Harry Marks on ‘good enough’ isn’t good enough:

Google’s philosophy: “How much stuff can we cram into this thing that works well enough?”

Apple’s philosophy: “We can’t do everything, but what features can we perfect so they’re easy and fun to use?”

Apple’s far from perfect, and it has some seriously questionable desktop UI ideas in the upcoming version of Mac OS X (including an absolutely hideous new ‘skin’ for iCal), but it often works hard to get the details right.

Justin Williams on trading an iPad for a Xoom:

Honeycomb as an OS supports rotating the device into both portrait and landscape, but rotation is not nearly as fluid and instantaneous as on iOS. In fact, it is so slow I often wonder if the device has registered that I changed the device’s orientation.
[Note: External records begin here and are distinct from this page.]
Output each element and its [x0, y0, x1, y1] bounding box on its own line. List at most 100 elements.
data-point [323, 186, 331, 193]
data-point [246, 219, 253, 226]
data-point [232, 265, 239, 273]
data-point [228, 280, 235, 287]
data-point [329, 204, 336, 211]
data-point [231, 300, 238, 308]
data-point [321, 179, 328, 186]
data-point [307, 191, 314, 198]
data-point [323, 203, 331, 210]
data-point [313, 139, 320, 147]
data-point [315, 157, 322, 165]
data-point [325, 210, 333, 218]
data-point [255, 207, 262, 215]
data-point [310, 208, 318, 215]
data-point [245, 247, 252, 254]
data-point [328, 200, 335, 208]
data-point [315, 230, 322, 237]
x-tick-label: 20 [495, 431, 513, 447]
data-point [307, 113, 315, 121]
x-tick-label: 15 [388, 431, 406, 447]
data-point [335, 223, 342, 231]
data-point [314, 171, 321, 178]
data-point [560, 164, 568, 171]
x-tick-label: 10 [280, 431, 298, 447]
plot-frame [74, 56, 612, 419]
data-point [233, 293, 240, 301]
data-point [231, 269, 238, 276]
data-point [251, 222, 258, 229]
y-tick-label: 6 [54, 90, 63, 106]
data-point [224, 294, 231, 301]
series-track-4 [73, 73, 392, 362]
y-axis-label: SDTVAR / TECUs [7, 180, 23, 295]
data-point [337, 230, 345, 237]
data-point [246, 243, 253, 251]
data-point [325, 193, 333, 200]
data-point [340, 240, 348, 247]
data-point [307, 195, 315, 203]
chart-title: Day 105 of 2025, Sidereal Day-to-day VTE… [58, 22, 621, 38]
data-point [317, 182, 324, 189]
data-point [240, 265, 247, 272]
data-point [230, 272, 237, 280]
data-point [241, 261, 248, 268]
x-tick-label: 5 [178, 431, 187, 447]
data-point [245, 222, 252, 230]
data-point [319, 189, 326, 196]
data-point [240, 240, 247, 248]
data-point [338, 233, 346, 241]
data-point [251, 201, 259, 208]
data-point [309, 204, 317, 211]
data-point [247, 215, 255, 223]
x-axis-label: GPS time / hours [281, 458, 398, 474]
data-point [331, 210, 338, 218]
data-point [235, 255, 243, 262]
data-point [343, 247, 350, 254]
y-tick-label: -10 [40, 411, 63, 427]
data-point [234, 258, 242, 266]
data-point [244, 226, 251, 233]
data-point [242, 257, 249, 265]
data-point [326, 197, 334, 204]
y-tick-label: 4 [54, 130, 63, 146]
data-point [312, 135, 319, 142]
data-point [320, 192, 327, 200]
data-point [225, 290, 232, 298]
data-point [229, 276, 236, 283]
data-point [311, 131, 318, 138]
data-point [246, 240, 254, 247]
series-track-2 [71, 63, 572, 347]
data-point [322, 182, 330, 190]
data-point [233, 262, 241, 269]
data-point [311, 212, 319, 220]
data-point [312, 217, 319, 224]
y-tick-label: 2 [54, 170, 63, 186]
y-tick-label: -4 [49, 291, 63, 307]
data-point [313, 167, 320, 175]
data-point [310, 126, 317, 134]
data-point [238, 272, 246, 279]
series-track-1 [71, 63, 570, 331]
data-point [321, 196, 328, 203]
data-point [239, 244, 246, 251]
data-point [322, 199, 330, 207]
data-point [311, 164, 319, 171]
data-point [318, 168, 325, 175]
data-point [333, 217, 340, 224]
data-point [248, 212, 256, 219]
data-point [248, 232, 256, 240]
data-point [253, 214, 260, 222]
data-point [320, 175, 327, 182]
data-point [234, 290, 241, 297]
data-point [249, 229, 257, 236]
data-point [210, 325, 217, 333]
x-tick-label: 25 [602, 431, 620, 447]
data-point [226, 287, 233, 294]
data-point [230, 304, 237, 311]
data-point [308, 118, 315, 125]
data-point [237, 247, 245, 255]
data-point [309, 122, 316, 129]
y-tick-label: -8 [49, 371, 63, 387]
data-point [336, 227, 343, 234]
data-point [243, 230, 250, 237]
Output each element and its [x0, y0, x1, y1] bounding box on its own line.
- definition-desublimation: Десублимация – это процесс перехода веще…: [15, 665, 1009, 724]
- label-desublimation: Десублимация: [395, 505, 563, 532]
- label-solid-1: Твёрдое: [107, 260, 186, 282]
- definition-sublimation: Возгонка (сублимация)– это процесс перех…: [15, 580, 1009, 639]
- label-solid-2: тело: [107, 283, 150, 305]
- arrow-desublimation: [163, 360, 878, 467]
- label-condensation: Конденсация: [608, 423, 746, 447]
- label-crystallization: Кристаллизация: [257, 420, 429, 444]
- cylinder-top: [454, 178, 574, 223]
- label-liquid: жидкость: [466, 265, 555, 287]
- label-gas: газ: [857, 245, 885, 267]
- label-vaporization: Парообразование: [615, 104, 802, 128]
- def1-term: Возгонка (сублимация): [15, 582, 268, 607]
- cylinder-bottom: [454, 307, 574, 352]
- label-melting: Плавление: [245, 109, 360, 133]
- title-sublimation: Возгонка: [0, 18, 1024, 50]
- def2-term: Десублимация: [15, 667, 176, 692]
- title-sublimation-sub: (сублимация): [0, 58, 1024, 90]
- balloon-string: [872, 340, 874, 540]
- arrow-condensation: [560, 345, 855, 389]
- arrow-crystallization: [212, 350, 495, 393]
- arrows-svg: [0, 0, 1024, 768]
After several days, I ended up just setting a preference to disable rotation on the device and have it stay in landscape permanently.

When Apple dropped the rotation lock from the iPad, I was annoyed, but only because I wanted the option to periodically lock it. However, to think of a device almost forcing me to lock its orientation because of poor performance is just crazy.

Mind you, it remains to be seen whether ‘good enough’ will do regarding tablets. It certainly has when it comes to PCs, but less so with smartphones—many users seemingly demand a good experience now. I hope that this will be the case in the tablet space, not so Apple can beat Google, but so Google will strive to better the experience and so challenge Apple to keep bettering its products too. The worst-case scenario is when ‘good enough’ wins the day and companies continue shovelling out third-rate crap, enabling everyone—including the field’s leaders— to become complacent and lazy.